Bagian 139
Dalam konteks kalender liturgi Katolik, “Masa Biasa” mengacu pada periode-periode dalam setahun yang bukan merupakan bagian dari musim-musim liturgi utama seperti Adven, Natal, Prapaskah, dan Paskah. Masa Biasa adalah masa yang didedikasikan untuk pertumbuhan iman dan pendalaman kehidupan Kristiani melalui refleksi atas ajaran-ajaran Yesus dan misteri-misteri iman.
Katekismus Gereja Katolik (KGK) memberikan wawasan tentang pentingnya Masa Biasa, terutama dalam perlakuannya terhadap tahun liturgi dan peran Gereja dalam kehidupan umat beriman. Meskipun Katekismus tidak secara eksplisit mendefinisikan “Masa Biasa” dalam bagian yang terpisah, Katekismus membahas kalender liturgi dan tujuan dari berbagai musim.
Masa Biasa dibagi menjadi dua segmen: segmen pertama dimulai dari Hari Raya Pembaptisan Tuhan (yang mengakhiri musim Natal) hingga Rabu Abu, dan segmen kedua dimulai dari Pentakosta hingga masa Adven.
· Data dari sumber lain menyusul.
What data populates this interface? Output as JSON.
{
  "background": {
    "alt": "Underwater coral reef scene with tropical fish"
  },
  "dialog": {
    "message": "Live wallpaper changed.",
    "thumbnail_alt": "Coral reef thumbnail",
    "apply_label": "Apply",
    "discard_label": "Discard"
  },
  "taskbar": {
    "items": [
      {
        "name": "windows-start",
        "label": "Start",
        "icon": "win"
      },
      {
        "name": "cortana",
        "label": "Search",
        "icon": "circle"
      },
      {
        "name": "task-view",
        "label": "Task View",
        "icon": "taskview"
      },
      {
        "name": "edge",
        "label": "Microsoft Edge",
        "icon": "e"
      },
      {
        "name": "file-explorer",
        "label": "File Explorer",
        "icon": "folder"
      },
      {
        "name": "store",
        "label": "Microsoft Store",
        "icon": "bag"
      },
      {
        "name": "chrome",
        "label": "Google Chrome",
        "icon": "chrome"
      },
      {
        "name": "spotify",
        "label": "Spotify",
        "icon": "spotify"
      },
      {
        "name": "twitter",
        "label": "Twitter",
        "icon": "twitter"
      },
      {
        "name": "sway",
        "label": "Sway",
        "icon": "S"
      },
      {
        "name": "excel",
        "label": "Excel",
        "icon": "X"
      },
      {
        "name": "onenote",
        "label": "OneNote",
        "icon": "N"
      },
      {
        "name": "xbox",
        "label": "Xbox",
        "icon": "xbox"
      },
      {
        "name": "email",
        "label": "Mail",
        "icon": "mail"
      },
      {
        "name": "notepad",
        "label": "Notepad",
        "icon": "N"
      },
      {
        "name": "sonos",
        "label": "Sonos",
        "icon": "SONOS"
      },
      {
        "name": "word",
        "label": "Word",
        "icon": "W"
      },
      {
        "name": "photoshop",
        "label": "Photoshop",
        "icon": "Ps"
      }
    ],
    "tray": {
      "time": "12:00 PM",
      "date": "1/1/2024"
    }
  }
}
Struktur ini memungkinkan untuk terus menerus merefleksikan kehidupan dan ajaran Kristus, dengan menekankan pentingnya menghidupi Injil dalam kehidupan sehari-hari.
Elemen-elemen kunci yang dapat diambil dari Katekismus mengenai Masa Biasa antara lain:
- Pertumbuhan Rohani: Masa Biasa adalah kesempatan bagi umat beriman untuk bertumbuh dalam pemahaman mereka akan iman Kristen dan menghidupi ajaran-ajaran Yesus dalam kehidupan sehari-hari. Bacaan-bacaan liturgi pada masa ini sering kali berfokus pada pelayanan publik Yesus, perumpamaan-perumpamaan-Nya, dan ajaran-ajaran-Nya, yang menjadi panduan bagi kehidupan moral dan spiritual (KGK 1163).
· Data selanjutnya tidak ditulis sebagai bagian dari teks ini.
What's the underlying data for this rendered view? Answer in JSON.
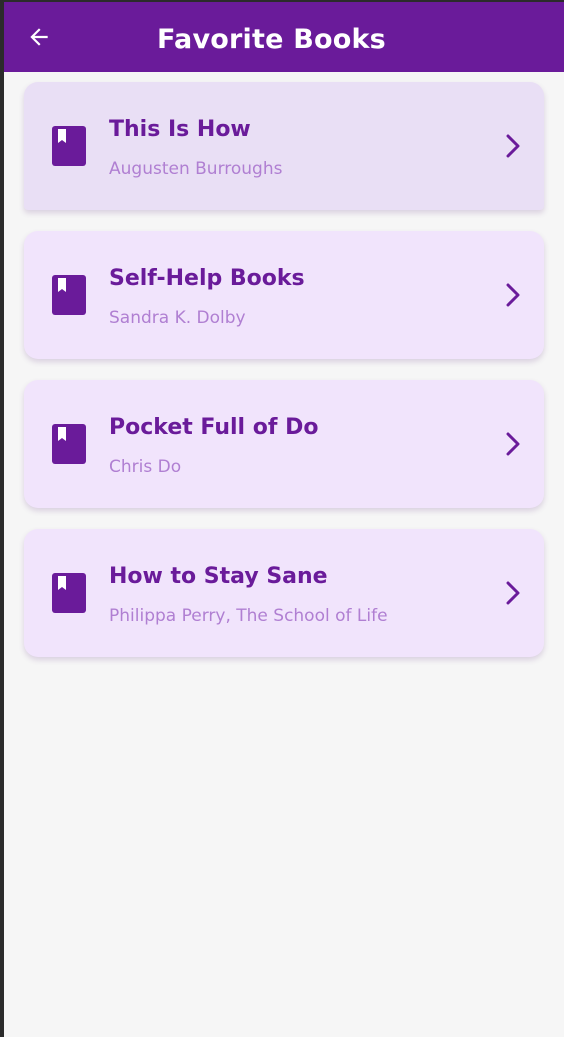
{
  "appbar": {
    "title": "Favorite Books",
    "back_icon": "arrow-left-icon",
    "color": "#6a1b9a"
  },
  "books": [
    {
      "title": "This Is How",
      "author": "Augusten Burroughs",
      "icon": "book-icon"
    },
    {
      "title": "Self-Help Books",
      "author": "Sandra K. Dolby",
      "icon": "book-icon"
    },
    {
      "title": "Pocket Full of Do",
      "author": "Chris Do",
      "icon": "book-icon"
    },
    {
      "title": "How to Stay Sane",
      "author": "Philippa Perry, The School of Life",
      "icon": "book-icon"
    }
  ],
  "colors": {
    "accent": "#6a1b9a",
    "card_bg": "#f1e4fc",
    "card_bg_pressed": "#e9dff5",
    "subtitle": "#b07fd2",
    "page_bg": "#f6f6f6"
  }
}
- Perayaan Ekaristi: Ekaristi, sebagai sumber dan puncak kehidupan Kristiani, dirayakan di sepanjang Masa Biasa, yang memperkuat gagasan, bahwa setiap saat dalam hidup dapat jadi kesempatan untuk mendapatkan rahmat dan persekutuan dengan Allah (KGK 1324).
- Peran Gereja: Gereja, sebagai Tubuh Kristus, memainkan peran penting dalam membimbing umat beriman melalui Masa Biasa. Perayaan-perayaan liturgis, doa-doa, dan pesta-pesta selama masa ini dirancang untuk membantu umat beriman merenungkan hubungan mereka dengan Allah dan panggilan mereka untuk menjadi kudus (KGK 1071).
- Integrasi Iman dan Kehidupan: Masa Biasa menekankan integrasi umat beriman ke dalam kehidupan sehari-hari, mendorong umat Kristiani untuk menghidupi iman mereka dalam semua aspek kehidupan – pribadi, sosial, dan komunal (KGK 2044).
Untuk bacaan lebih lanjut, silakan merujuk pada bagian tahun liturgi dan sakramen-sakramen dalam Katekismus, khususnya paragraf 1163-1171, yang membahas pentingnya kalender liturgi dan peran Gereja dalam kehidupan rohani umat beriman.